12. The busbar connector according to claim 11, characterized in that, The signal terminal (15) and power terminal (12) are arranged along the width direction of the insulating plate (19). The signal terminal (15) is provided with a second stop groove (40), and the power terminal (12) is provided with a third stop groove (41). The first pin and the second pin both include a first stop arm (33) and a second stop arm (34). The first stop arm (33) of the two pins respectively stops and cooperates with the corresponding first stop groove (28). The second stop arm (34) of the first pin stops and cooperates with the second stop groove (40). The second stop arm (34) of the second pin stops and cooperates with the third stop groove (41).
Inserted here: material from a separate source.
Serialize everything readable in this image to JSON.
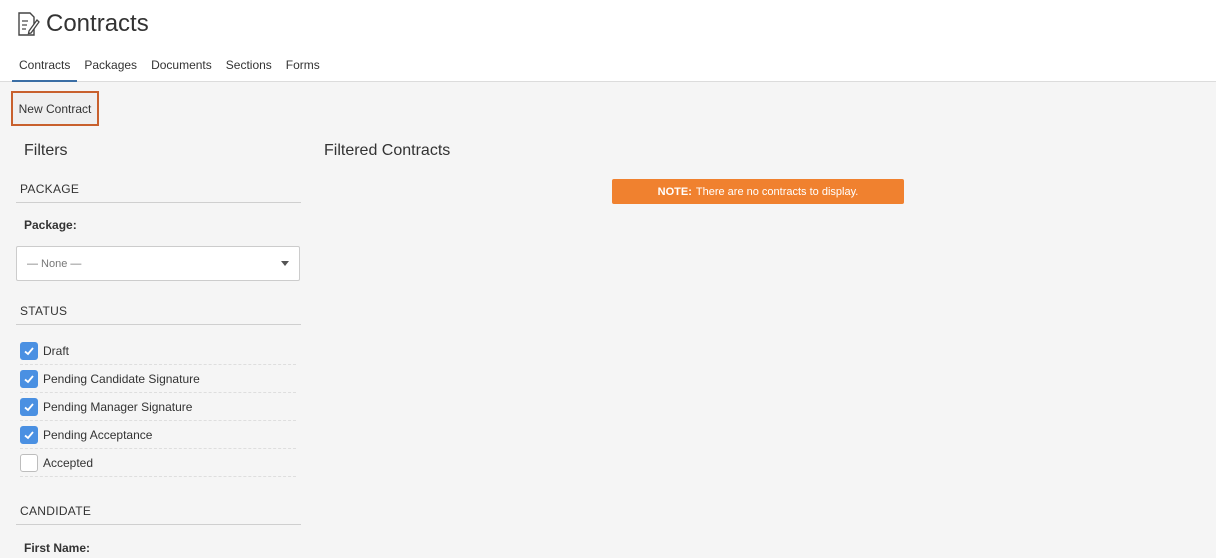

13. The busbar connector according to claim 12, characterized in that, The power terminal is provided with a third stop groove (41) on both sides of the insulation plate (19) in the width direction. A stop flange (37) is provided in the third stop groove (41). The second stop arm (34) of the second pin is stopped and engaged with the stop flange (37) in the two third stop grooves (41).

14. The busbar connector according to claim 13, characterized in that, The connector housing (11) is provided with a support hole (45) for supporting the overhanging end of the second stop arm (34) for supporting the second pin.

15. The busbar connector according to claim 11, characterized in that, The first pin and the second pin are respectively engaged and fixed in the corresponding socket (43).